The idea of selective cleaning should also be applied to normal laundry since we are also concerned with water consumption and waste (see problem no. 4 above). Just how frequently does the laundry need to be done? Are wardrobe personnel doing it too much just to be on the safe side — so that they needn’t worry about upsetting an actor or other performer? Wardrobe and costume crew members may want to reconsider the priorities here, and may be pleasantly surprised at a performer’s reaction when they let them know why they aren’t washing their costumes as frequently.

4. Eco-(and human)-Friendly products

It’s 2008 now. You can go down to the most conventional grocery store (or, heaven forbid, Wal-Mart or Target) and pick up eco-friendly laundry detergents and related products. Of course, as the sage Monona Rossol warned me a while back, we need to be careful about our choice of so-called “green” cleaning products, since they may sometimes be great for the environment but not very good for us. As Rossol advises, be sure to educate yourself on the types of chemicals being used in so-called earth-friendly cleaning products to be sure that they will not be toxic to you and your staff. The trade offs must be weighed carefully.


4 Responses to “Green Theater: How-To: Costumes”

  1. 1 Sharon Swingle
    June 30, 2008 at 2:34 am

    Great article! Here is a few more suggestions from our costume shop.
    Instead of using bleach in the distressing process, we spray watered down white or off-white acrylic or tempera paint and if the fabric is rough or wooly—we use flour. Cornstarch works also. I also use coffee for the stains and dirt when I can.
    We wash all our wool sweaters in Woolite and silks in shampoo.
    We try not to construct costumes that will not require dry cleaning (unfortunately there are no dry cleaning alternatives nearby.)
    All mock-ups are made from thrift store sheets instead of new muslin and we are just starting to use alternative fabrics when we can. We also found quilters to take some of the fabric scraps.
    We use pump containers of hair spray and opt for spraying dilute makeup for odd hair coloring or wigs instead of the usual aerosol canned color.
    In general we now look at dying fabric or changing shoe color as a last measure instead of an easy fix.
    We use almost exclusively task lighting in the shop, instead of massive overhead lighting.

    There are more suggestions I found just recently in an article by Tara Maginnis who teaches at the University of Fairbanks Theater Department.

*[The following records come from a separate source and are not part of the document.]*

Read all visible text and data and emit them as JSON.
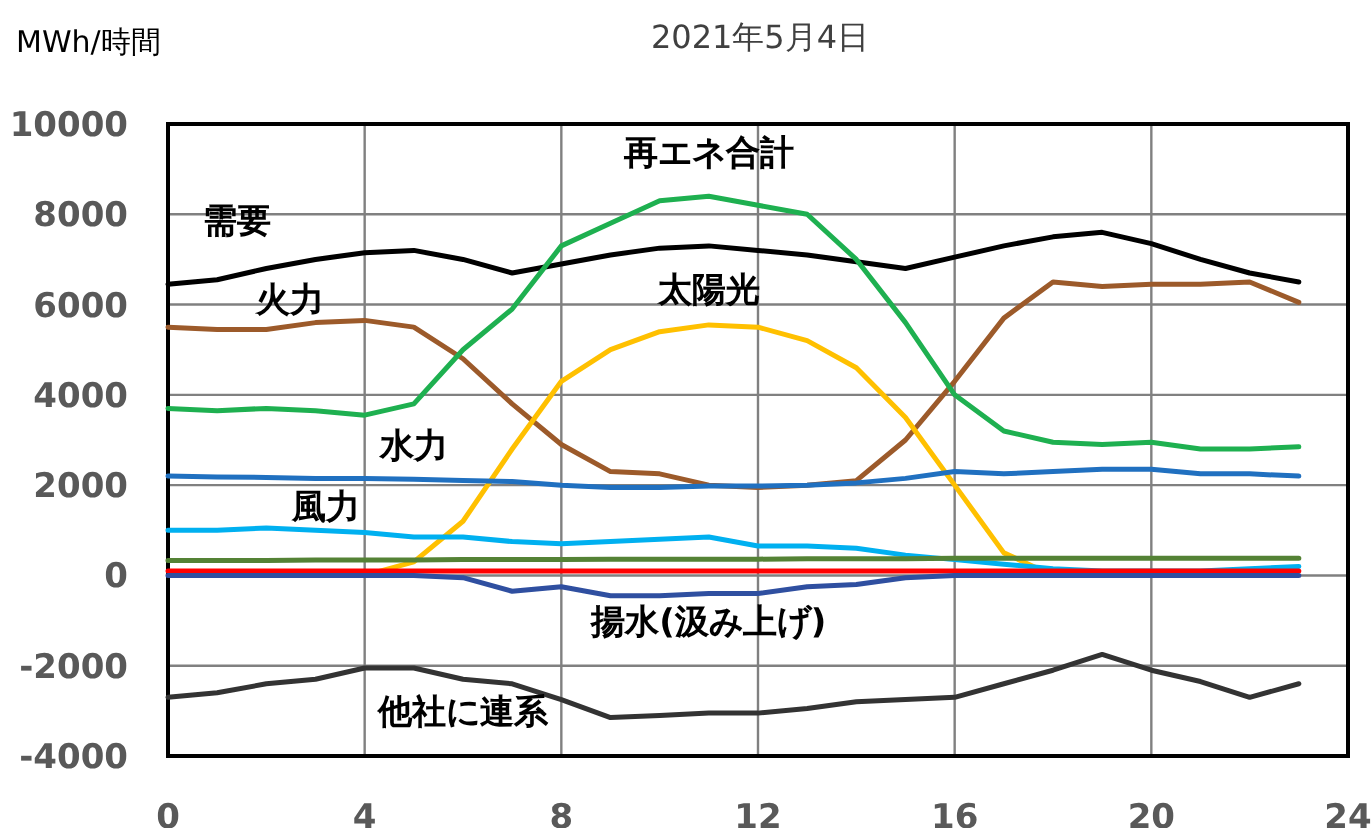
{
  "chart_data": {
    "type": "line",
    "title": "2021年5月4日",
    "ylabel": "MWh/時間",
    "x": [
      0,
      1,
      2,
      3,
      4,
      5,
      6,
      7,
      8,
      9,
      10,
      11,
      12,
      13,
      14,
      15,
      16,
      17,
      18,
      19,
      20,
      21,
      22,
      23
    ],
    "series": [
      {
        "name": "需要",
        "color": "#000000",
        "values": [
          6450,
          6550,
          6800,
          7000,
          7150,
          7200,
          7000,
          6700,
          6900,
          7100,
          7250,
          7300,
          7200,
          7100,
          6950,
          6800,
          7050,
          7300,
          7500,
          7600,
          7350,
          7000,
          6700,
          6500
        ]
      },
      {
        "name": "火力",
        "color": "#9c5a2a",
        "values": [
          5500,
          5450,
          5450,
          5600,
          5650,
          5500,
          4800,
          3800,
          2900,
          2300,
          2250,
          2000,
          1950,
          2000,
          2100,
          3000,
          4300,
          5700,
          6500,
          6400,
          6450,
          6450,
          6500,
          6050
        ]
      },
      {
        "name": "再エネ合計",
        "color": "#1eb050",
        "values": [
          3700,
          3650,
          3700,
          3650,
          3550,
          3800,
          5000,
          5900,
          7300,
          7800,
          8300,
          8400,
          8200,
          8000,
          7000,
          5600,
          4000,
          3200,
          2950,
          2900,
          2950,
          2800,
          2800,
          2850
        ]
      },
      {
        "name": "太陽光",
        "color": "#ffc000",
        "values": [
          null,
          null,
          null,
          0,
          0,
          300,
          1200,
          2800,
          4300,
          5000,
          5400,
          5550,
          5500,
          5200,
          4600,
          3500,
          2000,
          500,
          0,
          0,
          null,
          null,
          null,
          null
        ]
      },
      {
        "name": "水力",
        "color": "#2070c0",
        "values": [
          2200,
          2180,
          2170,
          2150,
          2150,
          2130,
          2100,
          2080,
          2000,
          1950,
          1950,
          1980,
          1980,
          2000,
          2050,
          2150,
          2300,
          2250,
          2300,
          2350,
          2350,
          2250,
          2250,
          2200
        ]
      },
      {
        "name": "風力",
        "color": "#00b0f0",
        "values": [
          1000,
          1000,
          1050,
          1000,
          950,
          850,
          850,
          750,
          700,
          750,
          800,
          850,
          650,
          650,
          600,
          450,
          350,
          250,
          150,
          100,
          100,
          100,
          150,
          200
        ]
      },
      {
        "color": "#548235",
        "values": [
          330,
          330,
          330,
          340,
          340,
          340,
          350,
          350,
          350,
          360,
          360,
          360,
          360,
          370,
          370,
          370,
          380,
          380,
          380,
          380,
          380,
          380,
          380,
          380
        ]
      },
      {
        "color": "#ff0000",
        "values": [
          100,
          100,
          100,
          100,
          100,
          100,
          100,
          100,
          100,
          100,
          100,
          100,
          100,
          100,
          100,
          100,
          100,
          100,
          100,
          100,
          100,
          100,
          100,
          100
        ]
      },
      {
        "name": "揚水(汲み上げ)",
        "color": "#2f4fa0",
        "values": [
          0,
          0,
          0,
          0,
          0,
          0,
          -50,
          -350,
          -250,
          -450,
          -450,
          -400,
          -400,
          -250,
          -200,
          -50,
          0,
          0,
          0,
          0,
          0,
          0,
          0,
          0
        ]
      },
      {
        "name": "他社に連系",
        "color": "#333333",
        "values": [
          -2700,
          -2600,
          -2400,
          -2300,
          -2050,
          -2050,
          -2300,
          -2400,
          -2750,
          -3150,
          -3100,
          -3050,
          -3050,
          -2950,
          -2800,
          -2750,
          -2700,
          -2400,
          -2100,
          -1750,
          -2100,
          -2350,
          -2700,
          -2400
        ]
      }
    ],
    "xlim": [
      0,
      24
    ],
    "xticks": [
      0,
      4,
      8,
      12,
      16,
      20,
      24
    ],
    "ylim": [
      -4000,
      10000
    ],
    "yticks": [
      -4000,
      -2000,
      0,
      2000,
      4000,
      6000,
      8000,
      10000
    ],
    "grid": true
  }
}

Her shop has no ventilation and when it is 50 degrees below zero, you can’t open windows. She has a list of some great non-toxic alternatives to some commonly used shop chemicals albeit many are plastics and still not great for the environment. My favorite advice that I haven’t tried yet is using dilute flexible tulip fabric paint to paint shoes. Traditional shoe paint is some pretty nasty stuff. I have been using acrylics, but it cracks terribly and needs frequent touching up between performances. The article is called “Costume Crafts at 50 below” http://www.costumes.org/ADVICE/1pages/COOKBOOK.HTM

  2. 2 Brittany
    January 15, 2009 at 6:16 pm

    Hello. This is a very interesting article. I am a Lighting Designer and a Make-up Artist, not costumes but still, I am curious, have you looked into informing those who make some of the actor-oriented rules? For instance, in many cases, costume shops MUST dry-clean actors’ costume pieces a certain number of times during a run, to be in compliance with the actor’s particular Union legislation.